Heiligendamm an der Ostsee ist das älteste deutsche Seebad. Es wurde 1793 von Friedrich Franz I. gegründet, dem Herzog von Mecklenburg-Schwerin. Er ließ das kleine Bad zu einer Ansammlung klassizistischer Bauten und Villen ausbauen, die im 19. und 20. Jahrhundert vom europäischen Hochadel frequentiert wurden. Weil die Gebäude strahlend weiß gestrichen waren, hieß Heiligendamm „Weiße Stadt am Meer“. Am Kurhaus befindet sich die lateinische Inschrift „Heic te Laetitia invitat post balnea sanum“, also „Frohsinn erwartet dich hier, entsteigst du gesundet dem Bade“. Durch Heiligendamm führt die Bäderbahn „Molli“, eine Schmalspurbahn, die mit Dampfloks betrieben wird und von Bad Doberan nach Kühlungsborn an der Küste führt.

Klassenkampf am Ostseestrand

Grand Hotel Heiligendamm Quelle: dapd

Heiligendamm war das erklärte Lieblingsprojekt von Immobilieninvestor Jagdfeld. Und er will als Geschäftsführer in der Verantwortung bleiben – und sieht in der Insolvenz auch Chancen. Der vom Aachener Amtsgericht bestellte vorläufige Insolvenzverwalter Jörg Zumbaum aus Düren hat sich nach eigenen Angaben eine Frist bis Frühherbst gesetzt, um das Unternehmen zu sanieren. Die Stimmung unter den 300 Mitarbeitern der Belegschaft sei „aufgeräumt und frisch“, sagte Zumbaum nach einer Betriebsversammlung am Dienstag. Er gehe davon aus, alle Gläubiger bedienen zu können.

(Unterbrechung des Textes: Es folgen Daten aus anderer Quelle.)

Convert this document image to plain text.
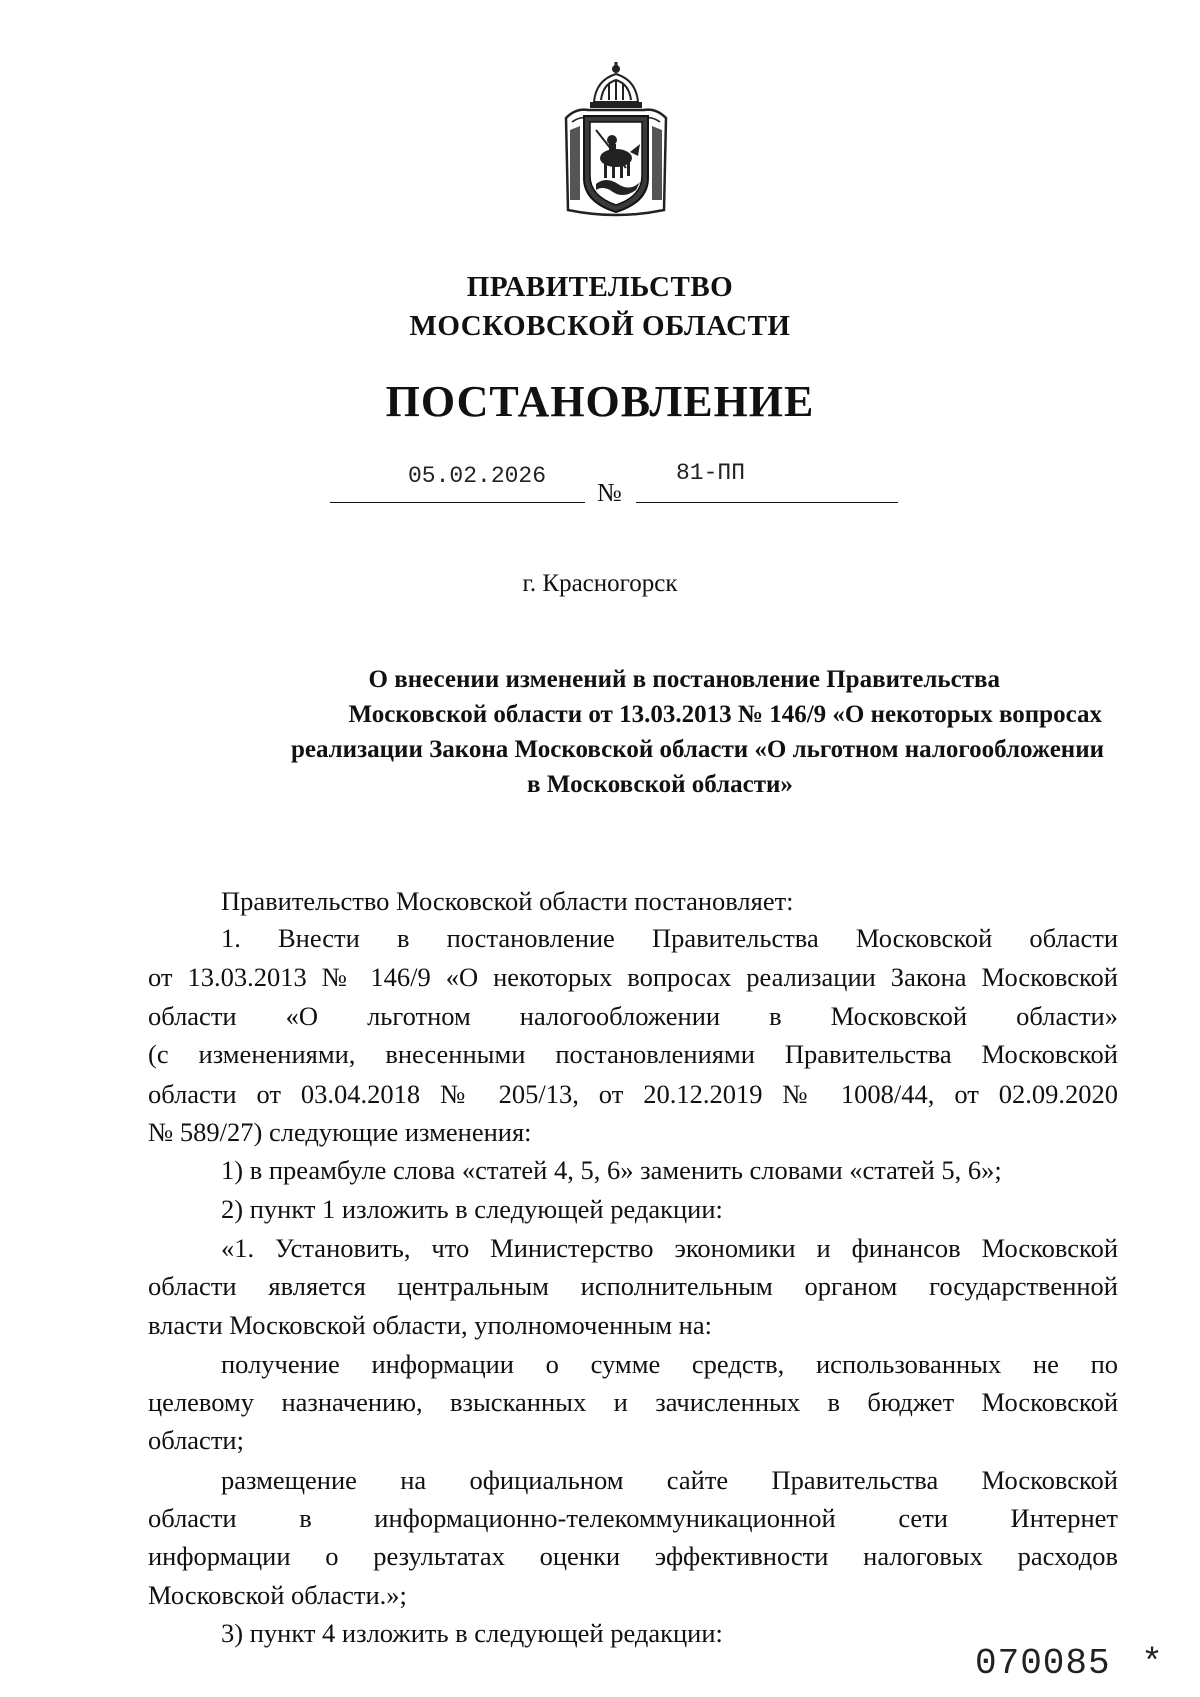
ПРАВИТЕЛЬСТВО
МОСКОВСКОЙ ОБЛАСТИ
ПОСТАНОВЛЕНИЕ
05.02.2026
№
81-ПП
г. Красногорск
О внесении изменений в постановление Правительства
Московской области от 13.03.2013 № 146/9 «О некоторых вопросах
реализации Закона Московской области «О льготном налогообложении
в Московской области»
Правительство Московской области постановляет:
1. Внести в постановление Правительства Московской области
от 13.03.2013 № 146/9 «О некоторых вопросах реализации Закона Московской
области «О льготном налогообложении в Московской области»
(с изменениями, внесенными постановлениями Правительства Московской
области от 03.04.2018 № 205/13, от 20.12.2019 № 1008/44, от 02.09.2020
№ 589/27) следующие изменения:
1) в преамбуле слова «статей 4, 5, 6» заменить словами «статей 5, 6»;
2) пункт 1 изложить в следующей редакции:
«1. Установить, что Министерство экономики и финансов Московской
области является центральным исполнительным органом государственной
власти Московской области, уполномоченным на:
получение информации о сумме средств, использованных не по
целевому назначению, взысканных и зачисленных в бюджет Московской
области;
размещение на официальном сайте Правительства Московской
области в информационно-телекоммуникационной сети Интернет
информации о результатах оценки эффективности налоговых расходов
Московской области.»;
3) пункт 4 изложить в следующей редакции:
070085 *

Bei der Suche nach Investoren sei alles möglich, sowohl ein Einzelinvestor für den fehlenden Millionenbetrag als auch der Verkauf des Hotels. „Das ist kein Gewerbe, bei dem die Käufer Schlange stehen“, sagte Zumbaum. „Aber wir haben hier ein Kleinod, das nur darunter leidet, nicht so en vogue zu sein, wie andere Städte auf der Welt“, fügte der Insolvenzverwalter hinzu.

Geldanlage



Image von Heiligendamm laut Jagdfeld ruiniert

Jagdfeld sieht einen Grund für die wirtschaftlichen Schwierigkeiten darin, dass Kritiker das Image von Heiligendamm „systematisch ruiniert“ hätten. Jahrelang seien die Hotelgäste durch Heerscharen von Radlern und neugierigen Spaziergängern gestört worden. „Jetzt noch besteht die Gemeinde auf einem Wanderweg mitten durch das Hotelgelände, das ist reine Sabotage“, sagte der Geschäftsführer.

Zeitungen hätten gern vom „Klassenkampf am Ostseestrand“ berichtet. Das Hotel könne aber nur von einem Gästeklientel leben, das Zimmer auf Hochpreisniveau buche. Vor einigen Jahren habe man versucht, im Winter Zimmer für je 50 Euro zu vermieten. Das habe zwar für eine gute Auslastung gesorgt, aber auch ein um zwei Millionen Euro schlechteres Jahresergebnis.